Le harcèlement entre pairs et le cyberharcèlement sont des formes de violence contre les enfantsNous ne sommes pas confrontés à un nouveau phénomène social, mais la couverture médiatique de tels événements graves reste très limitée ; par exemple, la conscience sociale n'est pas aussi active qu'elle devrait l'être dans ces cas. Le "ce sont des choses pour enfants" s'accroche toujours à notre perception, et se faufile subtilement dans les conversations quotidiennes, qui ne font rien de plus que "enlever le fer" de la matière.

Le point positif, c'est que – très lentement – ​​on parle davantage du harcèlement : c'est le seul moyen de pour le rendre visible et le transformerLa peur n'est pas un bon conseiller, et en ces temps nous devons lui faire face, pour appeler les choses par leur nom. "Ce ne sont pas des affaires d'enfants: c'est du harcèlement"Avant que Jokin ne saute du haut du mur d'Hondarribia, des centaines (des milliers, plutôt) d'enfants étaient victimes de harcèlement scolaire ; suicide Cela nous a ouvert les yeux et nous a réveillés de la léthargie: "Hé, tu ne vois pas à quoi peut conduire une victime d'intimidation?"
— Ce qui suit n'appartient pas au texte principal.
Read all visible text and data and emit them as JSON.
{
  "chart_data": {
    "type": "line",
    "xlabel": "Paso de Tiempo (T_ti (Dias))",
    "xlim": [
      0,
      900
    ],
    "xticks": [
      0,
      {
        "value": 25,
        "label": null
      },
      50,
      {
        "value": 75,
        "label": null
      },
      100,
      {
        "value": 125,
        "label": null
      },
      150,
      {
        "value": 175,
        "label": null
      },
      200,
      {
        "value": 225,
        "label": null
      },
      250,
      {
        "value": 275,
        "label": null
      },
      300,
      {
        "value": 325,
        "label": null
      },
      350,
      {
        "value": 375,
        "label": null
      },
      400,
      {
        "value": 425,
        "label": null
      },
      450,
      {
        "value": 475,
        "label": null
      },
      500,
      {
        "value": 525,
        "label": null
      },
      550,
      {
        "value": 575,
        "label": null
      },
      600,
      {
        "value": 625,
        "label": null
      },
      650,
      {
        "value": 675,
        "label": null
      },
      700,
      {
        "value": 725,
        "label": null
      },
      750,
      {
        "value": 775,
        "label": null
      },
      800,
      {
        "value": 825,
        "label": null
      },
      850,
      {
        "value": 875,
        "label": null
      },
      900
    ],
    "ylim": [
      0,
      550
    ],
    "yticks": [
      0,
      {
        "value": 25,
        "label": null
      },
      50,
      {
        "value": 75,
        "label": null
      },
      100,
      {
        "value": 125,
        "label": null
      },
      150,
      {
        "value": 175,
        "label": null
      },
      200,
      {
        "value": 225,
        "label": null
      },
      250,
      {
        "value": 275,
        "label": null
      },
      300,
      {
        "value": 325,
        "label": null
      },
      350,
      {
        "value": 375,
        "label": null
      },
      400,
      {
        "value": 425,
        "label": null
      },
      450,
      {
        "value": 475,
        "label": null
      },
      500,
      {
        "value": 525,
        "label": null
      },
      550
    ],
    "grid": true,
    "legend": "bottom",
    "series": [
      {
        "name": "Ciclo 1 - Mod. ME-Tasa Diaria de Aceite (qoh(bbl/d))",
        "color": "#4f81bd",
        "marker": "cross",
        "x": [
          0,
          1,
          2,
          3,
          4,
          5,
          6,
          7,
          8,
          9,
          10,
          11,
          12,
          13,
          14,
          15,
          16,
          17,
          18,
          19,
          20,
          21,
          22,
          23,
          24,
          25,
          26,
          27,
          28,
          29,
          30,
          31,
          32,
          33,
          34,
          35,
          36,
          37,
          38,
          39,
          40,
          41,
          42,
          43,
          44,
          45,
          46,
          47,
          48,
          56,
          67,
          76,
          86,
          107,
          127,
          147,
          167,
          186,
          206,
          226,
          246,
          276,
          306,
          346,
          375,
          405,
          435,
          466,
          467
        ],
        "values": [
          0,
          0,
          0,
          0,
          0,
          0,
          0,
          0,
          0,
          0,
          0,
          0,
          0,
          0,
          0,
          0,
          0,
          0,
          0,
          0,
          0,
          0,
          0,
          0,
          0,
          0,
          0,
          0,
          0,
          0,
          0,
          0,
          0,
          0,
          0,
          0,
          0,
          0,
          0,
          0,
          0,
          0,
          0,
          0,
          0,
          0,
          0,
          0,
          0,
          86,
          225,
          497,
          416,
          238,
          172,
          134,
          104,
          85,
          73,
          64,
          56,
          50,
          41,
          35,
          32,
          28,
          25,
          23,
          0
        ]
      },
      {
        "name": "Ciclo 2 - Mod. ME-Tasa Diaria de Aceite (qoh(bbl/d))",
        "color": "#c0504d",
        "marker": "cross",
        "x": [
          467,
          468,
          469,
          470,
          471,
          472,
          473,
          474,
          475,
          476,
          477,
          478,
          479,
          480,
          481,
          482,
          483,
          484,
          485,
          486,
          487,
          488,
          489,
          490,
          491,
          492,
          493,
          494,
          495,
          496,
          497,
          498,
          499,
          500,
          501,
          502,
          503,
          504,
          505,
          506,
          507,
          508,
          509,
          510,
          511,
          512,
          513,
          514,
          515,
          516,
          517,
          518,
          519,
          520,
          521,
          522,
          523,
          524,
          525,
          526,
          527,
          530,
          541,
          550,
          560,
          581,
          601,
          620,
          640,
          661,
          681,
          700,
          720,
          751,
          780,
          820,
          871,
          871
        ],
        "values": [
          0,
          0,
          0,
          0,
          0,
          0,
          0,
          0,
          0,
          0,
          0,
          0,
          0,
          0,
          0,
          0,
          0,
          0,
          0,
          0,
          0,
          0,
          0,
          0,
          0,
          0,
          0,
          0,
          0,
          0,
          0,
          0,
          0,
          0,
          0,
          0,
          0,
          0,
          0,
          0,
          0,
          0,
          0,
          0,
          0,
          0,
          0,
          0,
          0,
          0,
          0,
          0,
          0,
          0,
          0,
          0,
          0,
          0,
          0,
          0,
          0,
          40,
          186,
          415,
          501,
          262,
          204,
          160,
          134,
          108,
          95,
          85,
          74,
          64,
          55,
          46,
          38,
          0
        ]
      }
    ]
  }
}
Harcèlement et droits des victimes

Protection des mineurs contre la violence

protection juridique contre le harcèlement

Toute forme de harcèlement et de violence entre pairs / égaux (nous considérons l'AVE comme un paramètre qui englobe différentes attitudes ou comportements) Cela devrait justifier la mise en œuvre de mesures de réparation et de protection. qui respectent l'intérêt supérieur de l'enfant (victime et agresseur). Ces mesures ont non seulement une dimension éducative, mais aussi psychologique, social et juridiquecar le harcèlement viole les droits fondamentaux des enfants.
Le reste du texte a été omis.